Mr. Santoro was joined by several top officials from the agency, who together faced a barrage of questions from state lawmakers reviewing thousands of pages of documents that New Jersey Transit recently submitted about its operations and staffing. The agency has “critical vacancies” in its rail division and was now working to hire rail managers and other employees, Mr. Santoro said.

State Assemblyman John F. McKeon, a Democrat who leads the Judiciary Committee, questioned New Jersey Transit’s hiring last year of Michael Drewniak, a former press secretary for Mr. Christie, who had no transportation experience. He noted that Mr. Drewniak, who until recently served as the agency’s chief of staff and remains at the agency, was one of its highest-paid leaders.
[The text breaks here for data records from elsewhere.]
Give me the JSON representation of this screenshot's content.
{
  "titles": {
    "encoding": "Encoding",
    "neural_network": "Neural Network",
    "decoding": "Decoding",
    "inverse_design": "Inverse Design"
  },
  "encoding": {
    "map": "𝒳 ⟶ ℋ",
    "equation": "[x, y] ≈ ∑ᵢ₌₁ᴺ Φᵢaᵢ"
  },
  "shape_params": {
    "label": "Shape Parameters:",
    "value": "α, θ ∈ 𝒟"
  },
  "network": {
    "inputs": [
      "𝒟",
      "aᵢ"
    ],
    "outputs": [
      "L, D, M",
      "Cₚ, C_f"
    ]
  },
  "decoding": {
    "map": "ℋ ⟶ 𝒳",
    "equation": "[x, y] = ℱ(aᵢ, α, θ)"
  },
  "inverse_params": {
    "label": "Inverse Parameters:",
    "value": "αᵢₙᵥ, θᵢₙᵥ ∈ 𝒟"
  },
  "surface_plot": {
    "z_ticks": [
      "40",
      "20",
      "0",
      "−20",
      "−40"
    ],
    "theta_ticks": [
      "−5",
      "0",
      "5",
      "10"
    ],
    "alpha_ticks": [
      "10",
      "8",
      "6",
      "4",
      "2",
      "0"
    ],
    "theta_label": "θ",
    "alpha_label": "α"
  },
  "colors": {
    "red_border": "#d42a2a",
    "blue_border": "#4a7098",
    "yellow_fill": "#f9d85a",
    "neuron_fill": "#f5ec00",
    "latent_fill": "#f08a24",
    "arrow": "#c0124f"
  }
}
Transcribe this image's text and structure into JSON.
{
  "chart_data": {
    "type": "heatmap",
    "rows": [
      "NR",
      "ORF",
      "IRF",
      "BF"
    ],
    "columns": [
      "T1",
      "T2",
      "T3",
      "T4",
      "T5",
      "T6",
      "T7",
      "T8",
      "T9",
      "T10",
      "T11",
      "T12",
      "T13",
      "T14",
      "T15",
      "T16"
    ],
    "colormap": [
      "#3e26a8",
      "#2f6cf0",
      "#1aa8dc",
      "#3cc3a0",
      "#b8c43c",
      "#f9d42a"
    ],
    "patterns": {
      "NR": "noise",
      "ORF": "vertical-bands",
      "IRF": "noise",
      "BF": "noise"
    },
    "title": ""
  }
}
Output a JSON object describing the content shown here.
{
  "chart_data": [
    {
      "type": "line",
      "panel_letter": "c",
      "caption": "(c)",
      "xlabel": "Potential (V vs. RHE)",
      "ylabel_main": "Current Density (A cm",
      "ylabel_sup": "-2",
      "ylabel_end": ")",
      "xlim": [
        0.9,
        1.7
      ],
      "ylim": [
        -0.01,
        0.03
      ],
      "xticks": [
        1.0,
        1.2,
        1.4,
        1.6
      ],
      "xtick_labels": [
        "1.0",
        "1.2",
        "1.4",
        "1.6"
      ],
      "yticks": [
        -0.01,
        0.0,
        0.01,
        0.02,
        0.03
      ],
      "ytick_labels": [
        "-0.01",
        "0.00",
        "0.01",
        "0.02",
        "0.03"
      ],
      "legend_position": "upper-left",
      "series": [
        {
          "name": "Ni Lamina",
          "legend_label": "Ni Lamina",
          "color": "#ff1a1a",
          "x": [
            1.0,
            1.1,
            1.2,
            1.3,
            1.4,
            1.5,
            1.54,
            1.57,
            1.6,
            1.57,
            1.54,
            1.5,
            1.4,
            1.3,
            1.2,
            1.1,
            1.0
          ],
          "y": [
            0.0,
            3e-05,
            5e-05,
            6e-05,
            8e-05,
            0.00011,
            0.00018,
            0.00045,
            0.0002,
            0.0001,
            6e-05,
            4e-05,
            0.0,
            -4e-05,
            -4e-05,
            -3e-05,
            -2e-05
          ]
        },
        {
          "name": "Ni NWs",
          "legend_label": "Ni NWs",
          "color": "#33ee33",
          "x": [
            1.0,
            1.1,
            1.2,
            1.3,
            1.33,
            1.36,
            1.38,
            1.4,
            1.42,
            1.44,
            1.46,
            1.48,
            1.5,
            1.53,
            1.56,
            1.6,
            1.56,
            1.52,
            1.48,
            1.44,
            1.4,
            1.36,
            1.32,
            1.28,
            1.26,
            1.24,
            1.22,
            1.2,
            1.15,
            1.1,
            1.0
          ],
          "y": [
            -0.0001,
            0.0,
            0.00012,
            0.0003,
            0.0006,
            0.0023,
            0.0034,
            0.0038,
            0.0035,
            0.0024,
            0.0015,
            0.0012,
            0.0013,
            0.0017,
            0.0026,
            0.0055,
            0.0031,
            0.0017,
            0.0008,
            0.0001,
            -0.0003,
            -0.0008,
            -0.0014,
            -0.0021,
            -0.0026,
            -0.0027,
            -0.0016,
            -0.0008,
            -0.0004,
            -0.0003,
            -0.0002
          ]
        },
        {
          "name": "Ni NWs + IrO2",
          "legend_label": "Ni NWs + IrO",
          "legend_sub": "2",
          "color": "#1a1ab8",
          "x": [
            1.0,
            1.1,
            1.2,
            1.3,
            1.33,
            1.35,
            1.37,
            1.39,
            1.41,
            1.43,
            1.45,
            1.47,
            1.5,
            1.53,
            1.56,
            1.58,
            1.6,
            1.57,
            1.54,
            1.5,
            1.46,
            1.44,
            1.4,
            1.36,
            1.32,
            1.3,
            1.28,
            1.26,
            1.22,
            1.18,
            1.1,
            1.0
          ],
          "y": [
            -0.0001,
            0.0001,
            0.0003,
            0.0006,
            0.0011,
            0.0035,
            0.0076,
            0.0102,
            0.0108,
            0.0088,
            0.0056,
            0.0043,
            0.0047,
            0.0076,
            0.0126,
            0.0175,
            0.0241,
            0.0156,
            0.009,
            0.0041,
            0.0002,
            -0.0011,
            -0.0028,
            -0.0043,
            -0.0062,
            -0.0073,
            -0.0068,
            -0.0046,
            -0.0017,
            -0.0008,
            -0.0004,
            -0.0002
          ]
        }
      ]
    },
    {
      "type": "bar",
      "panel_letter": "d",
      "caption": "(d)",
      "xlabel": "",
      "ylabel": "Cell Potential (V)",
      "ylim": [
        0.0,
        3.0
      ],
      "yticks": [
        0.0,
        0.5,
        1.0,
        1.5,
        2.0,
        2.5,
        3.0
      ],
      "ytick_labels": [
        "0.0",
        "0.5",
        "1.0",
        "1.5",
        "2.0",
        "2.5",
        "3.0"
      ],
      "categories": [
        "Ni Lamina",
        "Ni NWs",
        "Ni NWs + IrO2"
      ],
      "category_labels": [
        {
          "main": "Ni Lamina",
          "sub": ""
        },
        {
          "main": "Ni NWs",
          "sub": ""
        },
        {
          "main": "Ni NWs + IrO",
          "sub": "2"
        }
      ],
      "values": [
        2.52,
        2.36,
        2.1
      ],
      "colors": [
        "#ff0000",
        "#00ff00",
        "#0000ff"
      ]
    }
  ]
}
Mr. Santoro said he was not the executive director when Mr. Drewniak was hired and he now had a different chief of staff, Paul Wyckoff, who was seated next to him at the hearing. Mr. Drewniak returned to his previous job as policy and strategic planning director.

At the end of the hearing, Mr. McKeon said he believed officials were still “dancing a little bit” in evading questions about Mr. Drewniak. He said he had identified 10 people who worked for the agency and had ties to Mr. Christie but little transportation experience, though he declined to identify them.

“We’re going to stop New Jersey Transit and the Port Authority and other places as being dumping grounds for patronage,” Mr. McKeon said. “That has got to stop.”

Mr. McKeon said he was unimpressed with testimony at the first hearing from Richard Hammer, the state’s transportation commissioner, who said there were no real problems at the agency. Lawmakers are planning to hold several more hearings on New Jersey Transit in the months ahead.

After months without a public meeting, New Jersey Transit’s board met twice recently and approved its annual operating budget last week. The board also approved financing for the lease of radio spectrum needed to implement positive train control, which can automatically stop or slow a speeding train.

The National Transportation Safety Board is investigating the fatal crash in Hoboken and has not determined a cause. Investigators said they did not know yet whether the safety technology could have prevented the crash, but they have said it could have prevented other crashes, including an Amtrak derailment in Philadelphia last year that killed eight people.

New Jersey Transit intended to meet a federal deadline to install the safety technology by the end of 2018, Mr. Santoro told lawmakers. He also said he would suggest to the board that it convene every month from now on.

After complaints from commuters about recent fare increases amid worsening service, Mr. Santoro said there would be no fare increase this fiscal year. He also said he proposed to state officials that there be no fare increase in the fiscal year ending in 2018.

Mr. Santoro acknowledged that New Jersey Transit had more train accidents than other commuter railroads and that older trains were breaking down more often, arguing that plans to hire rail managers and buy new equipment would help address the problems.

Asked about the agency’s safety culture, Mr. Santoro said it needed to be improved.

“Clearly there needs to be a refocusing and rededication and new resources related to keeping the culture,” he said, “and improving the culture as well.”